The next morning Jane checked
out of the hotel and drove up the freeway toward Los Angeles. The
coast of California had always made her uneasy. The air was lukewarm,
calm and quiet, as though it were not outdoors. On the left side of
the road the blue-gray ocean rose and fell in long, lazy swells,
looking almost gelatinous where the beds of brown kelp spread like a
net on the surface. The low, dry, gentle yellow hills to the east
always made her sleepy because they were difficult for the eye to
define, not clear enough to tell whether they were small and near or
large and far. Behind them she could see the abrupt rising of the
dark, jagged mountains like a painted wall.

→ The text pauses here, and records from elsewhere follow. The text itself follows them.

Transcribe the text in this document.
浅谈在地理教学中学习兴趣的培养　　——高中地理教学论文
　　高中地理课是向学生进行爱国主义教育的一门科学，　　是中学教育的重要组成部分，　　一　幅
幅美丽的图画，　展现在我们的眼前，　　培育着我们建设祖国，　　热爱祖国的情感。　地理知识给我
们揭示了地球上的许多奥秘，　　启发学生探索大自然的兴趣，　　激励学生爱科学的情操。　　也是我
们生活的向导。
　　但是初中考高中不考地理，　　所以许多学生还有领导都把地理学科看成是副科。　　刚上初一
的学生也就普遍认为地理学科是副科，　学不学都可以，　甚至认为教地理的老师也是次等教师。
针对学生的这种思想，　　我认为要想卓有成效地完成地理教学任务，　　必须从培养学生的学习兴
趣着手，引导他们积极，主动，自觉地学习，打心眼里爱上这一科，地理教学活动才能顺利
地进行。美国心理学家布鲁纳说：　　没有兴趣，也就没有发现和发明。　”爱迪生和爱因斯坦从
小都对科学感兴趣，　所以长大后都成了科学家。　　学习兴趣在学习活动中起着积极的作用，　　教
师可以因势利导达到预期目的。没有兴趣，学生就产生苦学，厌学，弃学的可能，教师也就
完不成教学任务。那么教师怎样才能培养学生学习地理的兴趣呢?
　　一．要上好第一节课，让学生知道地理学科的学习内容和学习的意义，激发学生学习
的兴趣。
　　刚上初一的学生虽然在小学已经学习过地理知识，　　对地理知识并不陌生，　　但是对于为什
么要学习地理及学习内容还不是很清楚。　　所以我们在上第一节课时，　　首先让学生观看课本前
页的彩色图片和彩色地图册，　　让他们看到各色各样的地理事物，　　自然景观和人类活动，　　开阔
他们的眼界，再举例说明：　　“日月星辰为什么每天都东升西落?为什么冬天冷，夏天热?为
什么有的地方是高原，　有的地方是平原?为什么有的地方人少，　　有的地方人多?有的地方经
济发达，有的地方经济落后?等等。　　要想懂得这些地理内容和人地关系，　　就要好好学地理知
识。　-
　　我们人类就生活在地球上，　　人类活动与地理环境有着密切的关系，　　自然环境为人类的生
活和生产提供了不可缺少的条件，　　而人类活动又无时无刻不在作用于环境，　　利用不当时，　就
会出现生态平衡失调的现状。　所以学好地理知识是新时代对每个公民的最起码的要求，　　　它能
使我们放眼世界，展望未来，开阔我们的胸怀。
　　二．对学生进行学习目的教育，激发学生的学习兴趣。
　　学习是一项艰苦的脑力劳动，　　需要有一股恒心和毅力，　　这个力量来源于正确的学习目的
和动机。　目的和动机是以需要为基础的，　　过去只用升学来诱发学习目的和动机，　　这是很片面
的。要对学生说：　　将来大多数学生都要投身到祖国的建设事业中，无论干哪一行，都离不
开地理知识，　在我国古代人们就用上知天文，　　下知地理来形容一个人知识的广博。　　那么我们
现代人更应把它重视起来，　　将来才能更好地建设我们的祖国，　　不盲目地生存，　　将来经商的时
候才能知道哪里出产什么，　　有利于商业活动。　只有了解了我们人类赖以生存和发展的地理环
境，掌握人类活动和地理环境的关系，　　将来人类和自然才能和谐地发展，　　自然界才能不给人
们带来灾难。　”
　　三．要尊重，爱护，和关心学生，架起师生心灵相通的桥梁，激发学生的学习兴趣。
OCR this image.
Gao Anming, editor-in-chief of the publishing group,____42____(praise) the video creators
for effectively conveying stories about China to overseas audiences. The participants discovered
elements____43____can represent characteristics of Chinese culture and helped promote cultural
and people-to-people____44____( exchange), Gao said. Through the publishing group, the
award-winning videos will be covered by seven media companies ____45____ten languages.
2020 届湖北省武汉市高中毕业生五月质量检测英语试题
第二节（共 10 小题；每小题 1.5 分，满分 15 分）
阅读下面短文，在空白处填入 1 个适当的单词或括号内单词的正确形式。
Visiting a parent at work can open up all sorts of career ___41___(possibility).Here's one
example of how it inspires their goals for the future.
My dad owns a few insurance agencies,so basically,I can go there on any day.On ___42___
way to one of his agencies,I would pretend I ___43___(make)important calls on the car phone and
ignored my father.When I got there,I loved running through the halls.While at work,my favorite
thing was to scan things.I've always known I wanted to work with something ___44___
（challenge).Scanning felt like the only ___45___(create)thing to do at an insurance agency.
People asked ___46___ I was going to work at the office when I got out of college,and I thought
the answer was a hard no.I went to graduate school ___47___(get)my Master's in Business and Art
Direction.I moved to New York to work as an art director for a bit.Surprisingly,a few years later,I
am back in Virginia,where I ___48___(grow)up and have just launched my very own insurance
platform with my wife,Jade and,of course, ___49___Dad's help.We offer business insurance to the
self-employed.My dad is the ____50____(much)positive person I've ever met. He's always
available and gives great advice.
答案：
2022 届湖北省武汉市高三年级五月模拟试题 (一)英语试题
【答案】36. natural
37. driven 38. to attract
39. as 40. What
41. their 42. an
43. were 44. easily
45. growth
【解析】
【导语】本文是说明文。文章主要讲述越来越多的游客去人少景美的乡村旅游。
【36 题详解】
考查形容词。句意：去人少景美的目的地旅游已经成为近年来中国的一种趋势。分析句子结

The land along this road always
looked deserted. She had to remind herself that it had been the most
densely populated part of the continent when the Spanish missionaries
and their soldiers arrived. The Indians here had not been at war for
centuries the way the Iroquois had, so they weren’t fighters.
The first Europeans they saw herded them into concentration camps
where they forced them to build stone missions and work the fields,
and then locked them up at night in barracks, the men in one and the
women in another. They were chained, whipped, starved, tortured, and
executed for infractions against the priests’ authority, and
they died from diseases that flourished in their cramped quarters
until they were virtually exterminated.
California was a sad place, a
piece of property that had begun as a slaughterhouse and could never
be made completely clean. It was perpetually being remodeled by new
tenants who could not explain why they were doing it. They bulldozed
the gentle hills into flat tables where they built hideous, crowded
developments that encrusted the high places like beehives. They
gouged and scraped away at the surface and covered it with cement so
that every town looked like every other town, and the rebuilding was
so constant that every block of buildings in the state seemed to be
between ten and twenty years old and just beginning to show signs
that it needed to be bulldozed and rebuilt again.